The images of the dust clouds rising as high as some downtown skyscrapers “are some of the most exceptional images in the world, I think, of this event,” Ramirez said.
ABC said the NIST gave the network 2,779 pictures on nine CDs, saying some of the photographs had never been released before.
The network posted 12 photos this week on its Web site, all taken by ex-NYPD Aviation Unit Detective Greg Semendinger, who was first in the air in a search for survivors on the rooftop. He said he and his pilot watched the second plane hit the south tower from the helicopter.
“We didn’t find one single person. It was surreal,” he told The Associated Press on Wednesday. “There was no sound. No sound whatsoever, but the noise of the radio and the helicopter. I just kept taking pictures.”
He took three rolls of film with his Minolta camera, plus 245 digital shots. Semendinger said he gave the digital images to the 9/11 Commission and believes those images were released by the NSIT. In the days after the attack, he e-mailed some of the photos to friends and several were posted on the Internet.
Later, nine of the images were published in a book called “Above Hallowed Ground: A Photographic Record of Sept. 11″ without his consent.
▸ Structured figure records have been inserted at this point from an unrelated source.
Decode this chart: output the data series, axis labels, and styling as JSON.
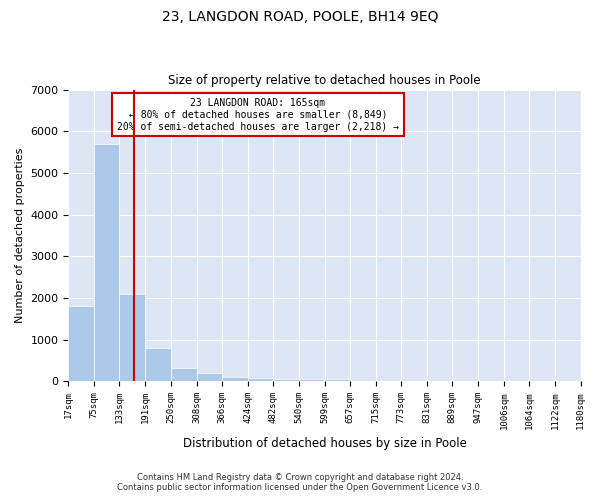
{
  "title": "23, LANGDON ROAD, POOLE, BH14 9EQ",
  "subtitle": "Size of property relative to detached houses in Poole",
  "xlabel": "Distribution of detached houses by size in Poole",
  "ylabel": "Number of detached properties",
  "footer_line1": "Contains HM Land Registry data © Crown copyright and database right 2024.",
  "footer_line2": "Contains public sector information licensed under the Open Government Licence v3.0.",
  "annotation_line1": "23 LANGDON ROAD: 165sqm",
  "annotation_line2": "← 80% of detached houses are smaller (8,849)",
  "annotation_line3": "20% of semi-detached houses are larger (2,218) →",
  "property_size": 165,
  "bar_color": "#adc9e9",
  "vline_color": "#cc0000",
  "annotation_box_edgecolor": "#cc0000",
  "plot_bg_color": "#dce6f5",
  "bins": [
    17,
    75,
    133,
    191,
    250,
    308,
    366,
    424,
    482,
    540,
    599,
    657,
    715,
    773,
    831,
    889,
    947,
    1006,
    1064,
    1122,
    1180
  ],
  "counts": [
    1800,
    5700,
    2100,
    800,
    330,
    200,
    110,
    90,
    60,
    55,
    50,
    0,
    0,
    0,
    0,
    0,
    0,
    0,
    0,
    0
  ],
  "ylim": [
    0,
    7000
  ],
  "yticks": [
    0,
    1000,
    2000,
    3000,
    4000,
    5000,
    6000,
    7000
  ]
}
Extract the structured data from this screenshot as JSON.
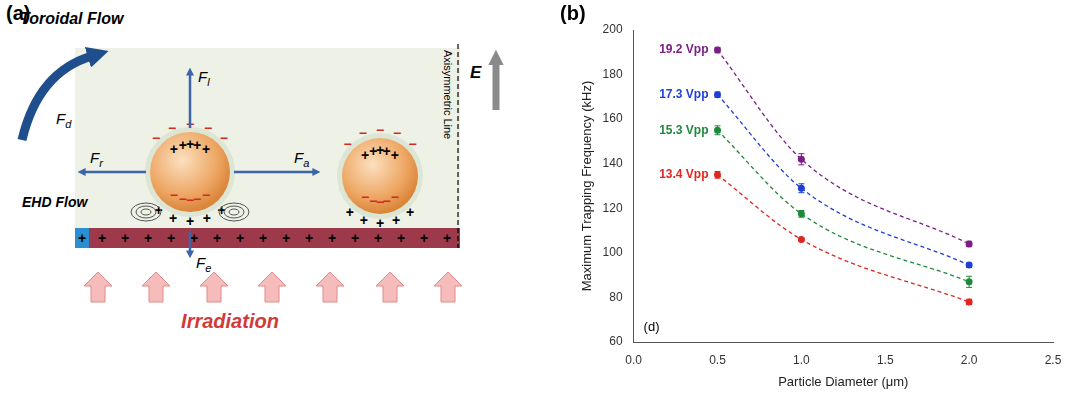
{
  "figure": {
    "panel_labels": [
      "(a)",
      "(b)"
    ]
  },
  "diagram": {
    "flows": {
      "toroidal": "Toroidal Flow",
      "ehd": "EHD Flow"
    },
    "forces": [
      {
        "symbol": "F",
        "subscript": "d"
      },
      {
        "symbol": "F",
        "subscript": "l"
      },
      {
        "symbol": "F",
        "subscript": "r"
      },
      {
        "symbol": "F",
        "subscript": "a"
      },
      {
        "symbol": "F",
        "subscript": "e"
      }
    ],
    "field": "E",
    "axis_line": "Axisymmetric Line",
    "source": "Irradiation",
    "charges": {
      "positive": "+",
      "negative": "−"
    }
  },
  "chart_data": {
    "type": "line",
    "x_label": "Particle Diameter (μm)",
    "y_label": "Maximum Trapping Frequency (kHz)",
    "annotations": [
      "(d)"
    ],
    "x": [
      0.5,
      1.0,
      2.0
    ],
    "series": [
      {
        "name": "19.2 Vpp",
        "color": "#7b1f86",
        "values": [
          191,
          142,
          104
        ],
        "errors": [
          1.2,
          2.5,
          1.2
        ],
        "marker": "circle",
        "line_style": "dashed"
      },
      {
        "name": "17.3 Vpp",
        "color": "#1f3fd8",
        "values": [
          171,
          129,
          94.5
        ],
        "errors": [
          1.2,
          2.0,
          1.0
        ],
        "marker": "circle",
        "line_style": "dashed"
      },
      {
        "name": "15.3 Vpp",
        "color": "#1f8a3a",
        "values": [
          155,
          117.5,
          87
        ],
        "errors": [
          2.0,
          1.5,
          2.5
        ],
        "marker": "circle",
        "line_style": "dashed"
      },
      {
        "name": "13.4 Vpp",
        "color": "#e0261f",
        "values": [
          135,
          106,
          78
        ],
        "errors": [
          1.5,
          0.5,
          1.2
        ],
        "marker": "circle",
        "line_style": "dashed"
      }
    ],
    "xlim": [
      0,
      2.5
    ],
    "xticks": [
      {
        "value": 0,
        "label": "0.0"
      },
      0.5,
      {
        "value": 1,
        "label": "1.0"
      },
      1.5,
      {
        "value": 2,
        "label": "2.0"
      },
      2.5
    ],
    "ylim": [
      60,
      200
    ],
    "yticks": [
      60,
      80,
      100,
      120,
      140,
      160,
      180,
      200
    ],
    "grid": false
  }
}
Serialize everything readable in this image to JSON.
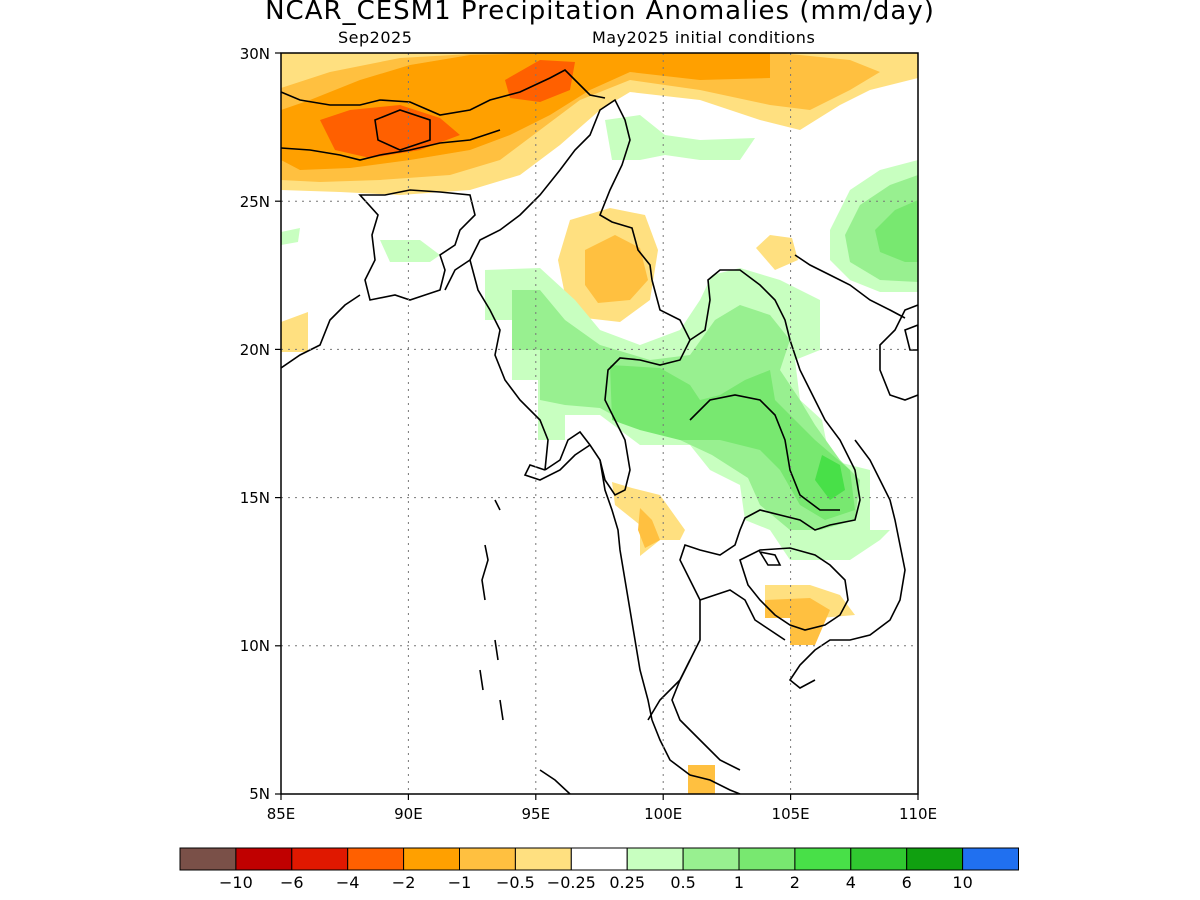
{
  "title": "NCAR_CESM1 Precipitation Anomalies (mm/day)",
  "subtitle_left": "Sep2025",
  "subtitle_right": "May2025 initial conditions",
  "lon_ticks": [
    "85E",
    "90E",
    "95E",
    "100E",
    "105E",
    "110E"
  ],
  "lat_ticks": [
    "5N",
    "10N",
    "15N",
    "20N",
    "25N",
    "30N"
  ],
  "colorbar": {
    "colors": [
      "#7a5048",
      "#c00000",
      "#e01800",
      "#ff6000",
      "#ffa000",
      "#ffc040",
      "#ffe080",
      "#ffffff",
      "#c8ffc0",
      "#98f090",
      "#78e870",
      "#48e048",
      "#30c830",
      "#10a010",
      "#2070f0"
    ],
    "labels": [
      "−10",
      "−6",
      "−4",
      "−2",
      "−1",
      "−0.5",
      "−0.25",
      "0.25",
      "0.5",
      "1",
      "2",
      "4",
      "6",
      "10"
    ]
  }
}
The book was a tribute to the officers who were killed that day.
The photos capture the enormous scope of the dust that enveloped the area.
In some images, the tops of the nearby Woolworth Building and other skyscrapers can be seen rising above the billowing dark plume against a clear blue sky. Buildings can hardly be seen at all in one image — just a burst of dust clouds hanging over the serene Hudson River at the southern tip of Manhattan.
A close-up image from earlier in the morning shows orange flames and black smoke rising past the antenna on top of the north tower, the first hit by a hijacked plane.
Ramirez said the museum, which is slated to open in 2012, saw a selection of the photos at police headquarters several years ago.
They are extremely important because the NYPD aviation unit had the clearance to be up in the air in lower Manhattan only “moments after the first tower was hit,” and stayed in the area for the remainder of the day, she said.
Sometime after 10 a.m., she said they were able to “predict that the north tower was going to fall.” It did just before 10:30 a.m.
The museum hopes to get a complete set of the photos.
“We’ve had our sights set on this body of visual evidence for several years,” Ramirez said.
Semendinger retired from the NYPD in 2002 after 35 years, 20 of them in aviation. He said he has thought about publishing his work from those days.
“I almost didn’t realize what I was seeing that day,” he said. “Looking at it now it’s amazing I took those pictures. The images are … stunning.”